By "enough time," what McConnell really meant, say many observers, was "enough time" to kill the bill. Any legislation as complicated as health care reform relies on the buy-in of many congressional committees and competing interests.
Democrats still have a ways to go in getting a final bill ready for passage in both the House and Senate. But last week's committee votes, combined with the seal of approval for the House bill from the powerful American Medical Association (which long opposed any sort of public option), as well as the progressive coalition known as Health Care for America Now, apparently put the fear of God into Republicans who, for the first time, saw a possibility that Obama could win this major prize.
Yet, because of the numbers of stakeholders and committees it takes to craft a final bill, the longer the process drags on, the more likely it is that those who signed on early will peel off before a bill gets to the floor, where the Republicans do not have the votes to stop passage.

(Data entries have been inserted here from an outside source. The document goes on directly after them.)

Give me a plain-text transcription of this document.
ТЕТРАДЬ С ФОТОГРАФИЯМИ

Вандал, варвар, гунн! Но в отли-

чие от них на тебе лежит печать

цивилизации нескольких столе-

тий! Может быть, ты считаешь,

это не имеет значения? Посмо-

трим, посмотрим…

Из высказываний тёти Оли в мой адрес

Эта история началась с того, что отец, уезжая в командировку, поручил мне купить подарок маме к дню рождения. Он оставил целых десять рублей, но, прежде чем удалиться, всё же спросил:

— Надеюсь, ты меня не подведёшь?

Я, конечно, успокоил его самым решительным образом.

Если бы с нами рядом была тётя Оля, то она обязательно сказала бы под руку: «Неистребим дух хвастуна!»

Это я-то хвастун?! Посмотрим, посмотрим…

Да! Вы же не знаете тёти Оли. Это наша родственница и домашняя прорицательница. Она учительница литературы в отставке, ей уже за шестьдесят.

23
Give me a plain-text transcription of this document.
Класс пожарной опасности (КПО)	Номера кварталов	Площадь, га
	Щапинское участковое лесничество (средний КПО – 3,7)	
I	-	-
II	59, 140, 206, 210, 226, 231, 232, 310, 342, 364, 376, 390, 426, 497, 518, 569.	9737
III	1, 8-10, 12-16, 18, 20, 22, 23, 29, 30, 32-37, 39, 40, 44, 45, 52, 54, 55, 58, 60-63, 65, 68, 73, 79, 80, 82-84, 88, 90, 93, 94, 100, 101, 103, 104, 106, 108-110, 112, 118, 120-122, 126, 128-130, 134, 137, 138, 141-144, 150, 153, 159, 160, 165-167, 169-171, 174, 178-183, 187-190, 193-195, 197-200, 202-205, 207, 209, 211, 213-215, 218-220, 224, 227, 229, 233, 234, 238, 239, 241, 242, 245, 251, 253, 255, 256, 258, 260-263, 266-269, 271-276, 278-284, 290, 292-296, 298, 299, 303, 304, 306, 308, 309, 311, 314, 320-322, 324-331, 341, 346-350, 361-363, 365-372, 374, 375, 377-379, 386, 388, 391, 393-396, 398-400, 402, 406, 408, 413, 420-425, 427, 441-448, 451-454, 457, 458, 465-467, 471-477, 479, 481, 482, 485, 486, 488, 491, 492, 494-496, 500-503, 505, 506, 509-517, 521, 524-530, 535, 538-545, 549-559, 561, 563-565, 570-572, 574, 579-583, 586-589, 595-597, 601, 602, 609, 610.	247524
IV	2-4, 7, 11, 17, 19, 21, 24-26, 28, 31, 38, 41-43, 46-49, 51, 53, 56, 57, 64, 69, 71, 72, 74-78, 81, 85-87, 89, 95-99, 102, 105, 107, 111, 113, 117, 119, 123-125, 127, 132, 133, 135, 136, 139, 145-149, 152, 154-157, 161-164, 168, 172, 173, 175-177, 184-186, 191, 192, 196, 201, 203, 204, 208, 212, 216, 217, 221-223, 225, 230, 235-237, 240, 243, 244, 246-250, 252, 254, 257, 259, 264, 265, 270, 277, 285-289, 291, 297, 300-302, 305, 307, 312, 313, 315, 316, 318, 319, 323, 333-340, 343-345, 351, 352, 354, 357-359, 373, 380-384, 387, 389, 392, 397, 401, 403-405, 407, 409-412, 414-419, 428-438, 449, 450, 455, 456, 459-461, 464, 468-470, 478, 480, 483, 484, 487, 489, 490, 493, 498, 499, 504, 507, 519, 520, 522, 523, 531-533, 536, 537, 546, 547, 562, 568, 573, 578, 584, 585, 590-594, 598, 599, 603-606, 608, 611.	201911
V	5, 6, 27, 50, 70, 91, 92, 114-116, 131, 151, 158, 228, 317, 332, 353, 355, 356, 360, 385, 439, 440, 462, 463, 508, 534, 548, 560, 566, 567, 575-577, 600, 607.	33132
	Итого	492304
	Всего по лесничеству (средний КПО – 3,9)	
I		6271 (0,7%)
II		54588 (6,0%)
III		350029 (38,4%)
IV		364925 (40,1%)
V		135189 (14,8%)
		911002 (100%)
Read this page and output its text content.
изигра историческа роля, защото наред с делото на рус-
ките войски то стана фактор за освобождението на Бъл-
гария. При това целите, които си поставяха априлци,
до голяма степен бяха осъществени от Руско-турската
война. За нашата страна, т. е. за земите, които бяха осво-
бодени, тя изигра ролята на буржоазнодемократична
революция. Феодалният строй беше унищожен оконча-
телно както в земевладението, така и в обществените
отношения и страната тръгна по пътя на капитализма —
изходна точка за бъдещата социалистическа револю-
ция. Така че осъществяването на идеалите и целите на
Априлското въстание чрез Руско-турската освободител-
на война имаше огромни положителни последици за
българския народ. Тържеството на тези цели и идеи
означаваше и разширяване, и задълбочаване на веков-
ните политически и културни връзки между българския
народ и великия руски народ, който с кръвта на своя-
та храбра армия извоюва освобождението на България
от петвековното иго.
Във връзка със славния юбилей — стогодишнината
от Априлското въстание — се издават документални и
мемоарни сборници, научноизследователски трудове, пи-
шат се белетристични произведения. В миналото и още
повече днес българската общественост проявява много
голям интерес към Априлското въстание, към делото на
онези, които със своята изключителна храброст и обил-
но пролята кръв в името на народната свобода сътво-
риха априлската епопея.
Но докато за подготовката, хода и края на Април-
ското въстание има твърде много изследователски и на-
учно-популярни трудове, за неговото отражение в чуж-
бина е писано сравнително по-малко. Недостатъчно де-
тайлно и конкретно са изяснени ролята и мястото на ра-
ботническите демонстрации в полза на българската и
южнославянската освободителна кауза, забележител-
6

McConnell's "enough time" act derives from the good-cop script on health care reform. But for those unconvinced by a facsimile of concern for "getting it right," there's the bad-cop script from which DeMint and Republican Party Chairman Michael Steele are reading. It's a script written during the election by leaders of the far right -- by people like Howard Phillips of the U.S. Constitution Party -- who hope to scare the American people into believing that Obama is un-American in the literal and figurative sense and that his health-care plan is just a nefarious scheme to remake America's mighty capitalist system into something foreign and evil.
It's a narrative designed for those old enough to remember the Cold War, i.e., people old enough to be eligible for an AARP membership card. (You're sent an offer on your 50th birthday.) And older people tend to worry far more about health care than do the young.
Reviving a theme from the presidential campaign, Steele referred to the president's plan as "socialist" and, according to the Associated Press, said "the president, House Speaker Nancy Pelosi, D-Calif., and key congressional committee chairmen are part of a 'cabal'."
In a sign of desperation, Steele, who is supposed to represent the mainstream establishment party, is singing from the same hymnal as such discredited conspiracy theorists as former U.N. Ambassador Alan Keyes (who was defeated by Obama in his 2004 bid for a U.S. Senate seat), who has launched a lawsuit (with the help of some compromised lawyers, according to the Washington Independent's David Weigel) challenging the validity of the president's birth certificate.
This article has been corrected: "The article originally said that all three House committees had passed the health care bill out of committee. In fact, only two have -- the Energy committee has delayed its vote.